Responsabile: Dott. L. Saragoni
Early Gastric Cancer: identification of molecular markers able to distinguish the different lesions with different prognosis (PEN A and PEN B)
Dr. Luca Saragoni (firstname.lastname@example.org)
Dr.ssa Chiara Molinari (email@example.com)
Biosciences Laboratory, Istituto Scientifico Romagnolo per lo Studio e la Cura dei Tumori (IRST) IRCCS, Meldola, Italy.
Pathology Unit, Morgagni-Pierantoni Hospital, Forlì, Italy.
Department of General Surgery, Morgagni-Pierantoni Hospital, Forlì, Italy.
Principal Investigators: Paola Ulivi, Chiara Molinari, Luca Saragoni, Paolo Morgagni
BACKGROUND AND RATIONALE
An ‘‘early gastric cancer’’ (EGC) is defined as carcinoma limited to gastric mucosa and or submucosa regardless of lymph node status, even if some disputes are present. Numerous studies have focused on key parameters that could be associated with the risk of lymph node metastases or treatment failure in EGC (Murakami T, 1971; Japanese Research Society, 1981; Abe S et al., 1995; Sano T et al., 1992). In our area, which has a high incidence of gastric cancer, EGC represents about 25 % of all gastric cancers treated surgically (Sano T et al., 1993). They are divided into superficial and penetrating tumors (PEN A e PEN B). According to Kodama’s classification, PEN are lesions with a diameter of less than 4 cm that invades the submucosa in a widely penetrating fashion. In particular, PEN B are penetrating “saw teeth” with a better prognosis similar to superficial tumors. On the other hand, PEN A type EGC represents a subgroup of tumors that invades the submucosa extensively, with nodular masses and frequent lymph nodes involvement. A previous experience on 530 patients affected by EGC has demonstrated that there is a significant worse survival probability in node-positive and PEN A patients (Folli S et al., 1995; Saragoni L et al., 1998; Saragoni L et al., 2000). According to these results, subgroups of patients with different prognosis have been identified. The molecular characteristics of the different EGC subgroups are not yet known.
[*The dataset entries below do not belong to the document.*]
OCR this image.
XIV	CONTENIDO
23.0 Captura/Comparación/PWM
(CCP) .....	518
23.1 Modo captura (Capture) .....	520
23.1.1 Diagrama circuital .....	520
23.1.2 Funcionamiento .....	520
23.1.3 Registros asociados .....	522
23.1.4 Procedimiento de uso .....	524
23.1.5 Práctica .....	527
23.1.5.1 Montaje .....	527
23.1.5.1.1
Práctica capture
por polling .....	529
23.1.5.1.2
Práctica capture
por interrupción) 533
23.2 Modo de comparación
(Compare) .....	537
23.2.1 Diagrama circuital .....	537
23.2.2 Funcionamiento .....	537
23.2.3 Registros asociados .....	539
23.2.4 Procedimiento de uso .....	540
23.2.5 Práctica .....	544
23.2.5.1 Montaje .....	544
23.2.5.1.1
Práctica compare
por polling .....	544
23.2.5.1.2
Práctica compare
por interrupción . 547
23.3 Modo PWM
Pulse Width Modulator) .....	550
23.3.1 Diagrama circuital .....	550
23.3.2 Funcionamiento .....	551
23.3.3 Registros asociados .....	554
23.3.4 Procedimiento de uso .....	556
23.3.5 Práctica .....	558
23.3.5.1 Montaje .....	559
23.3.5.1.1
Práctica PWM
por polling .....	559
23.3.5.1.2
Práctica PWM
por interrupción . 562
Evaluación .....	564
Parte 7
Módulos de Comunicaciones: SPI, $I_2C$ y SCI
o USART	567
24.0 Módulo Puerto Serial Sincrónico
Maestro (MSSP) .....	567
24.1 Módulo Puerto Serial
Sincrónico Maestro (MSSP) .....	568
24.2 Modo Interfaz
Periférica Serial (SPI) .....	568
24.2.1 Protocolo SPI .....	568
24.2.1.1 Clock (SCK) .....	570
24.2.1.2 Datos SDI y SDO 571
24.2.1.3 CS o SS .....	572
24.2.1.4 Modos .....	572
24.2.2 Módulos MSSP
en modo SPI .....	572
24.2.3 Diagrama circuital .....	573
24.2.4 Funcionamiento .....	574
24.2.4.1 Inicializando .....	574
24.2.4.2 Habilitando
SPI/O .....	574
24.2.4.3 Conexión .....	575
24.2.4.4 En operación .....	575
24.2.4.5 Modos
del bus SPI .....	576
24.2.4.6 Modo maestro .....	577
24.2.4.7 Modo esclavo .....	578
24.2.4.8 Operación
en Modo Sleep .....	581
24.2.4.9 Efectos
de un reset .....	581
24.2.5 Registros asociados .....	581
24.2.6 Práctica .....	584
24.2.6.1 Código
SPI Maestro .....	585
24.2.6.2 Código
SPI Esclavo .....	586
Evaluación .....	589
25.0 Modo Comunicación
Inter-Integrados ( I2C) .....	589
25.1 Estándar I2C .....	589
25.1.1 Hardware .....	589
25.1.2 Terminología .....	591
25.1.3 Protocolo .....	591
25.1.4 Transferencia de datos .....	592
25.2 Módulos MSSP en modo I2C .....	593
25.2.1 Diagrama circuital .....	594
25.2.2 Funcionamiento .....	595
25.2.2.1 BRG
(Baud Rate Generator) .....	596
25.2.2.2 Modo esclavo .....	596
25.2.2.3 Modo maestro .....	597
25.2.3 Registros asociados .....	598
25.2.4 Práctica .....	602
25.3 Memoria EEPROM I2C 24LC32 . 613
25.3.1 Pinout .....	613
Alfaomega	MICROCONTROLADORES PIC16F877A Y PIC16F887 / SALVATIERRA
A different sialyl Lewisx antigen expression, involved in tumor metastasis and regulated by fucosyltransferases genes, has been shown to be present in PEN A and PEN B tumors (Nakagoe T et al., 2002). Moreover, a recent paper has showed that EGFR overexpression, together with female gender, tumor size and lymphovascular invasion, were predictive risk factor for lymph node metastasis in EGC (Jin EH et al., 2015). Other parameters could be implicated in the different prognosis of the different EGC subtypes. It has been shown that gastric immunophenotype of epithelial dysplasia is associated with a more biological aggressiveness (Valente P et al., 2015). This parameter has never been tested in EGC, according to the different Kodama’s subtypes. Finally, even if a TCGA study gave a complete characterization of gastric tumors, no studies are present in the literature regarding EGC (Cancer Genome Atlas network, 2014; Cui J et al., 2015).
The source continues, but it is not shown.